第31話
直『いいよぉ、出来なくて。もし今藤くんが出てきたら、俺らのこと見て、“うわー老けたなー”とか言いそうじゃん!』
増「あー、ボソッとね(笑)」
外は快晴。
休日の真っ昼間から飲む酒は、旧知の仲間との相乗効果でいっそう旨く感じる。
升「おかわり」
増「ペース早っ!」
直『うちの店、泥酔の人お断りなんだけど?』
升「そこまで飲んでないじゃん」
青空の向こうのあいつも、笑ってくれているといいと思う。
2杯目のグラスを手にした時、店内にどこかで聞き覚えがあるようなないような…、そんな曲が流された。
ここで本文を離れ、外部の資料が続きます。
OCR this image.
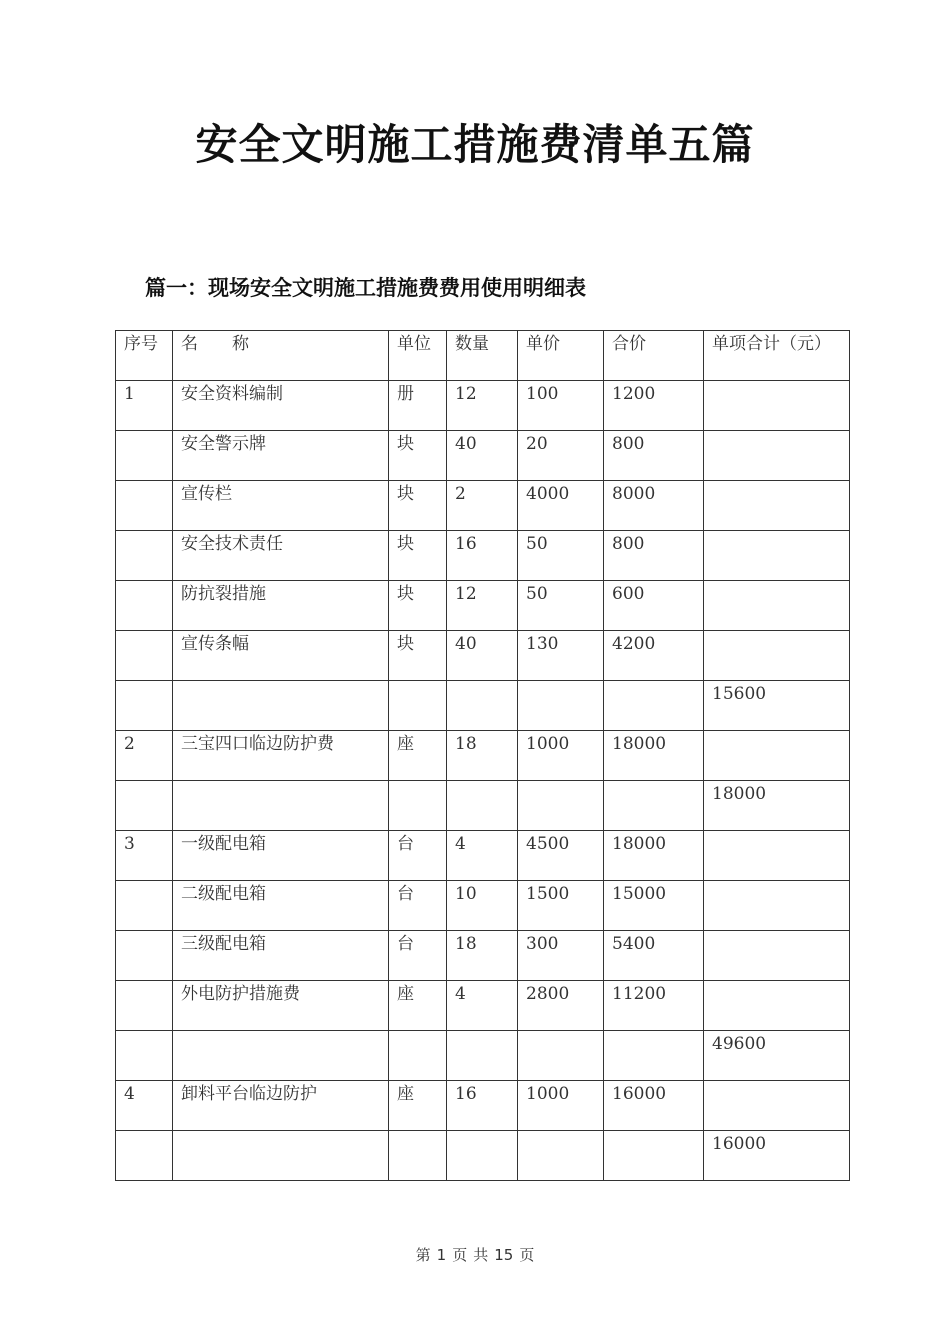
安全文明施工措施费清单五篇
篇一：现场安全文明施工措施费费用使用明细表
序号	名　　称	单位	数量	单价	合价	单项合计（元）

1	安全资料编制	册	12	100	1200	

	安全警示牌	块	40	20	800	

	宣传栏	块	2	4000	8000	

	安全技术责任	块	16	50	800	

	防抗裂措施	块	12	50	600	

	宣传条幅	块	40	130	4200	

						15600

2	三宝四口临边防护费	座	18	1000	18000	

						18000

3	一级配电箱	台	4	4500	18000	

	二级配电箱	台	10	1500	15000	

	三级配电箱	台	18	300	5400	

	外电防护措施费	座	4	2800	11200	

						49600

4	卸料平台临边防护	座	16	1000	16000	

						16000
第 1 页 共 15 页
―――I miss you, I miss you.
増「あれ?聞いたことある、これって何の曲だっけ」
直『え?もう懐メロだよ。20年近く前の曲』
升「洋楽でも懐メロって言うか?」
直『細かいこと言わないの』
流れる曲に合わせて、チャマが口ずさむ。
ヒロも小声で重ねる。
聞きながら思った。
どんなに言葉を尽くしても言い表せない気持ちがあるなら、いっそ何も言わない方がいいのかもしれない。
その方が強く心を打つこともある。
でも、それでも何かしらの言葉で表現したいとしたら…きっと、なるべく短い方がいい。
直『あい、みす、ゆ~♪』
微笑んでそう歌うチャマは、穏やかな表情だ。
未練も涙も永遠の別れも、全てを飲み込んだ、そんな穏やかさ。
升「…乾杯」
増「何に?」
首を傾げるヒロを見て、チャマが笑った。
直『そりゃ決まってるでしょ!俺ら3人が揃ったら。藤くんに!』
―――乾杯。
ポスターに向かって掲げられる3つのグラス。
チャマの手元で一瞬光る指輪。
あいつが、恥ずかしそうに笑った気がした。